Sabedoria Pura

Poluição do ar pode causar câncer de pulmão mesmo em pessoas que nunca fumaram

Você já imaginou adquirir câncer por causa da poluição do ar? Pois bem, parece que isso já está acontecendo. Cientistas britânicos descobriram um novo mecanismo biológico que, devido à poluição do ar, pode causar câncer de pulmão mesmo em pessoas que nunca fumaram na vida.

Os micropoluentes podem induzir mutações em genes específicos (EGFR e KRAS), que por sua vez desencadeiam o câncer.
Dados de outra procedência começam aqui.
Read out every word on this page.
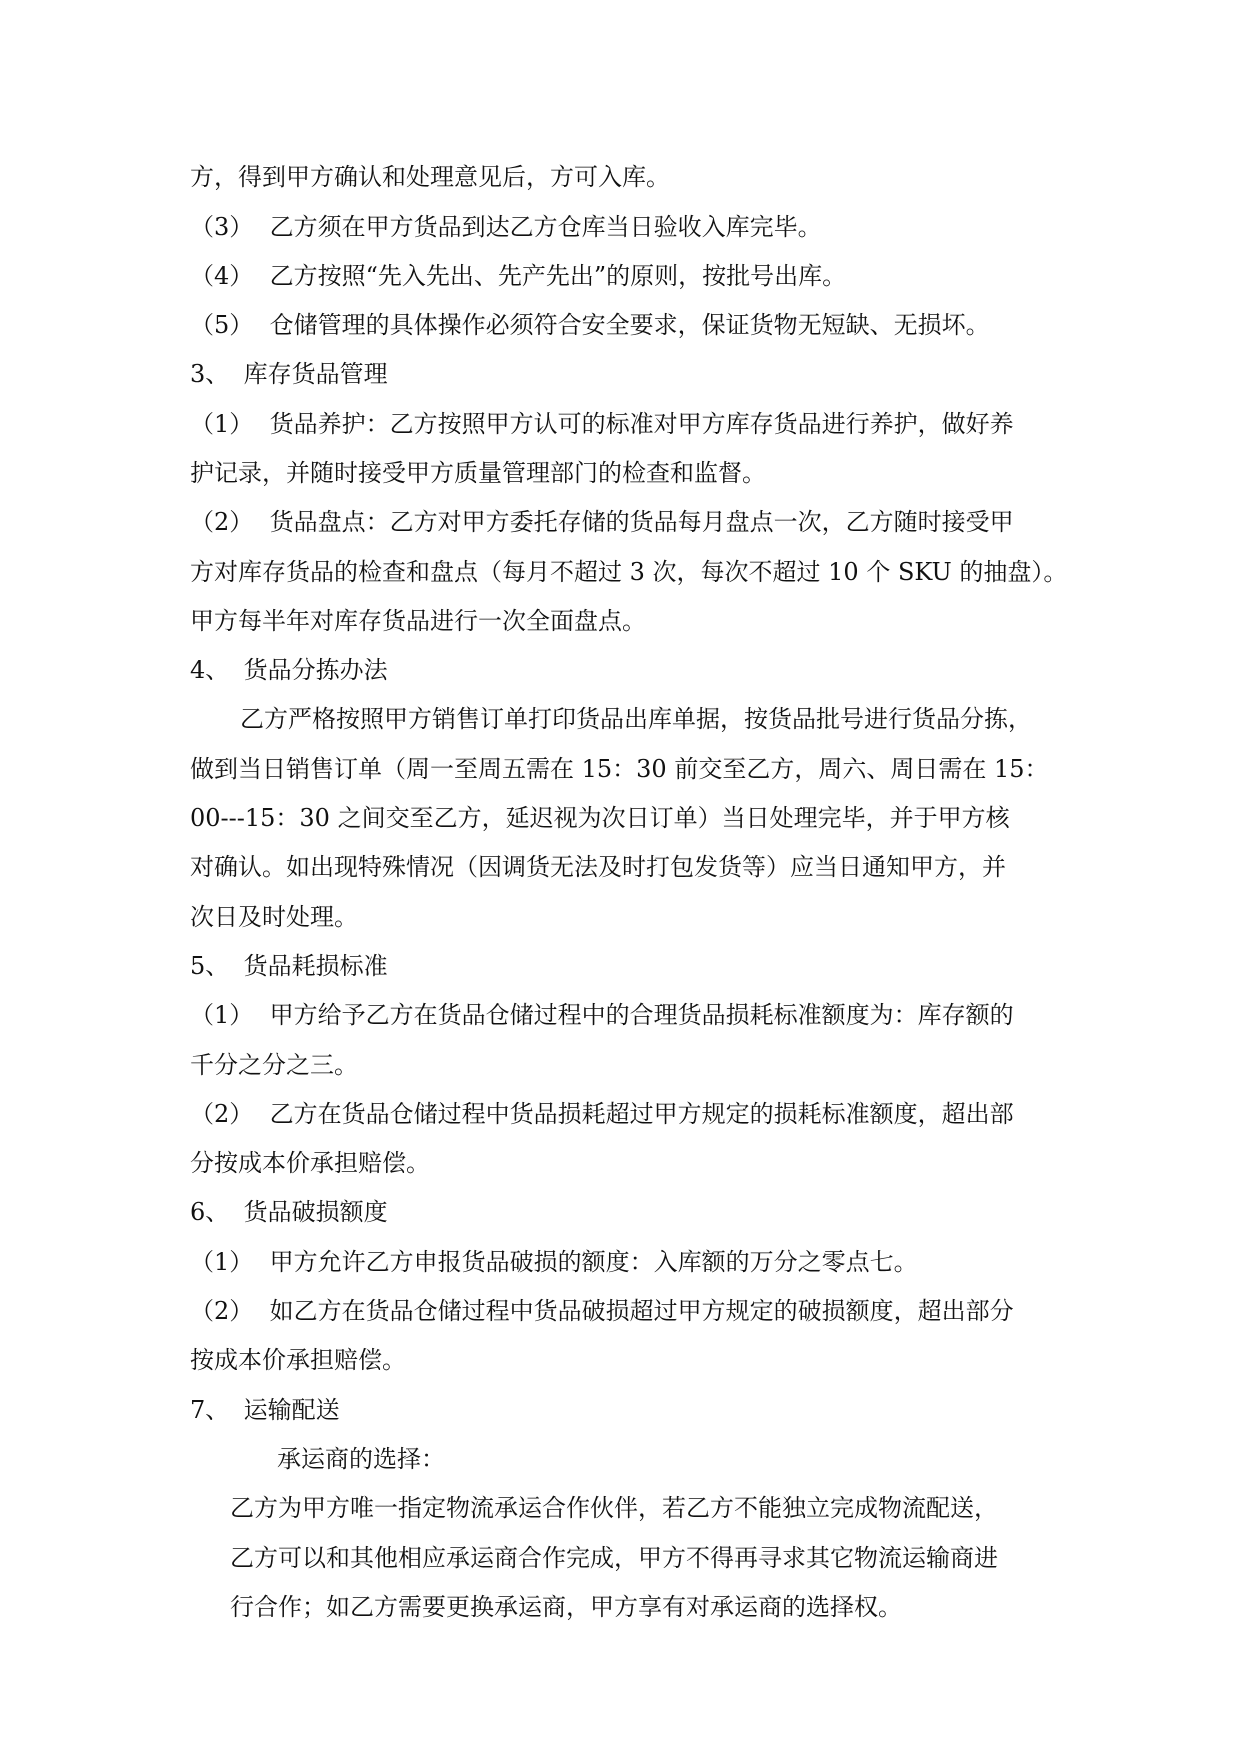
方，得到甲方确认和处理意见后，方可入库。
（3） 乙方须在甲方货品到达乙方仓库当日验收入库完毕。
（4） 乙方按照“先入先出、先产先出”的原则，按批号出库。
（5） 仓储管理的具体操作必须符合安全要求，保证货物无短缺、无损坏。
3、 库存货品管理
（1） 货品养护：乙方按照甲方认可的标准对甲方库存货品进行养护，做好养
护记录，并随时接受甲方质量管理部门的检查和监督。
（2） 货品盘点：乙方对甲方委托存储的货品每月盘点一次，乙方随时接受甲
方对库存货品的检查和盘点（每月不超过 3 次，每次不超过 10 个 SKU 的抽盘）。
甲方每半年对库存货品进行一次全面盘点。
4、 货品分拣办法
乙方严格按照甲方销售订单打印货品出库单据，按货品批号进行货品分拣，
做到当日销售订单（周一至周五需在 15：30 前交至乙方，周六、周日需在 15：
00---15：30 之间交至乙方，延迟视为次日订单）当日处理完毕，并于甲方核
对确认。如出现特殊情况（因调货无法及时打包发货等）应当日通知甲方，并
次日及时处理。
5、 货品耗损标准
（1） 甲方给予乙方在货品仓储过程中的合理货品损耗标准额度为：库存额的
千分之分之三。
（2） 乙方在货品仓储过程中货品损耗超过甲方规定的损耗标准额度，超出部
分按成本价承担赔偿。
6、 货品破损额度
（1） 甲方允许乙方申报货品破损的额度：入库额的万分之零点七。
（2） 如乙方在货品仓储过程中货品破损超过甲方规定的破损额度，超出部分
按成本价承担赔偿。
7、 运输配送
承运商的选择：
乙方为甲方唯一指定物流承运合作伙伴，若乙方不能独立完成物流配送，
乙方可以和其他相应承运商合作完成，甲方不得再寻求其它物流运输商进
行合作；如乙方需要更换承运商，甲方享有对承运商的选择权。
Os cientistas esperam que sua descoberta abra caminho para novas abordagens para a prevenção e tratamento do câncer de pulmão, especialmente entre os não fumantes.

As partículas microscópicas “culpadas” PM 2.5 (25 milionésimos de metro de diâmetro), comumente encontradas em escapamentos de veículos e na fumaça da queima de combustíveis fósseis, estão associadas principalmente ao câncer de pulmão de células não pequenas (CPNPC), responsável por mais mais de 250.000 mortes em todo o mundo a cada ano.

“O risco de câncer de pulmão pela poluição do ar é menor do que pelo fumo, mas não temos controle sobre o que respiramos. “Globalmente, mais pessoas estão expostas a níveis inseguros de poluição do ar do que a produtos químicos tóxicos encontrados na fumaça do cigarro”, disse o principal pesquisador.

As novas descobertas são baseadas em pesquisas laboratoriais e em humanos, particularmente no gene EGFR, que está presente em cerca de metade das pessoas com câncer de pulmão que nunca fumaram. A análise de dados de quase meio milhão de pessoas na Inglaterra, Coreia do Sul e Taiwan mostra que a exposição a concentrações elevadas de partículas PM2,5 no ar está associada a um risco aumentado de mutações no gene em questão e – por isso – de câncer NSCLC.

Verificou-se também que a poluição do ar provoca um aumento de células macrófagas que liberam a substância interleucina-1β, que por sua vez facilita a expansão de células com mutações no gene EGFR.

Os pesquisadores descobriram que as mutações nos genes EGFR e KRAS estão realmente presentes no tecido pulmonar normal, possivelmente devido ao envelhecimento. Quando as células pulmonares com essas mutações pré-existentes são expostas à poluição do ar, a probabilidade de câncer aumenta em um ritmo mais rápido do que se as células em questão não tivessem sido expostas aos poluentes.

“O próximo passo”, segundo o pesquisador, “é descobrir por que algumas células pulmonares com mutações se tornam cancerígenas quando expostas aos poluentes, enquanto outras não”.